Environmental groups have expressed reservations about today’s publication of Scotland’s first National Marine Plan. Following several years of consultation and Parliamentary scrutiny, the Plan paves the way for a more coordinated approach to developments at sea. A coalition of environmental groups have welcomed the general principles underpinning the Plan, but remain concerned that it supports growth for some sectors which could risk environmental health of the seas.
Calum Duncan, Convenor of Scottish Environment LINK’s marine taskforce and Scotland Programme Manager for Marine Conservation Society: “On the whole we are very supportive of the Plan and its purpose of ensuring the sustainable development and stewardship our seas, but the inclusion of targets to expand salmon farming which have not been fully assessed is cause for concern.
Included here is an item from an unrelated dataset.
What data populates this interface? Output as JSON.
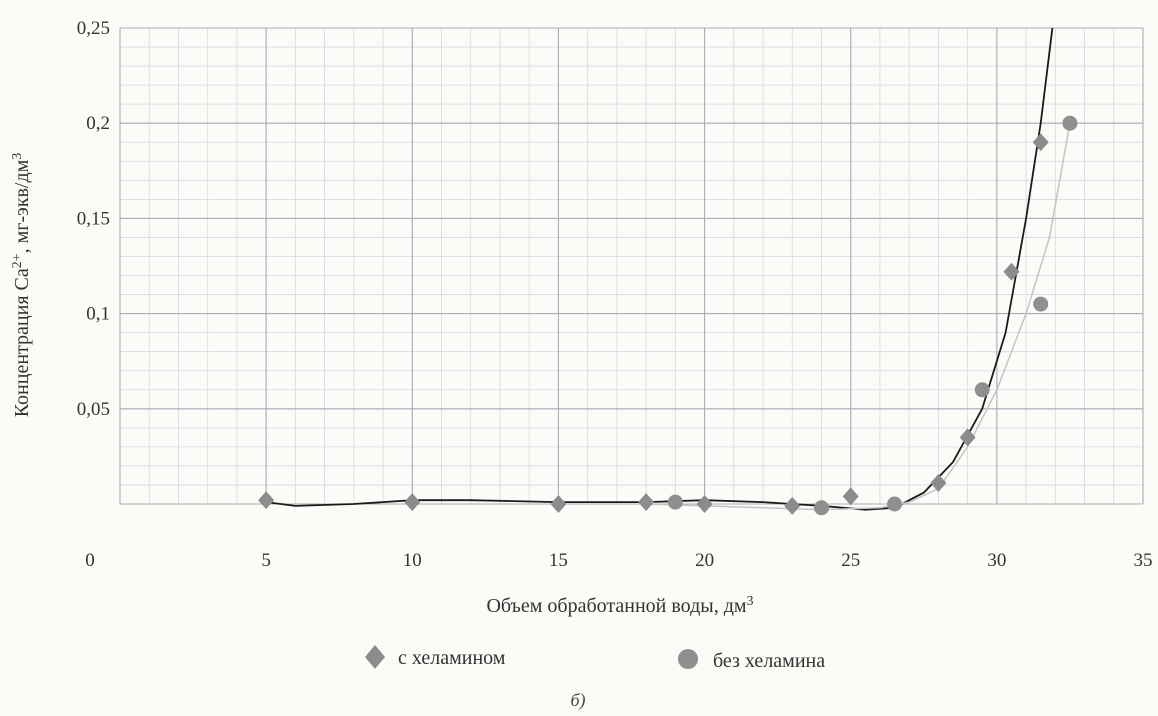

For the first time in history, planners, communities and industry alike will have a dependable framework to coordinate activity in our increasingly busy seas. It’s imperative that sound assessments underpin the direction of the Plan to improve our understanding and ability to monitor interactions between the different sectors. For this reason, marine planning must be well-resourced and implemented swiftly.
We are still extremely concerned that this Plan contains high-level targets for greatly expanding salmon farming along the West coast. We have patiently and consistently argued for their removal, until they have been subjected to environmental assessment. The whole purpose of the Plan is to provide overarching coordination, but until these targets are subject to assessment, Scottish Government cannot confidently secure a sustainable salmon farming industry. Multiple and separate environmental assessments undertaken at a regional level will simply not be able to adequately investigate the combined impacts of a major expansion of salmon farming in Scotland.”
[This was a press release published in response to the publication of the National Marine Plan on 27th March 2015].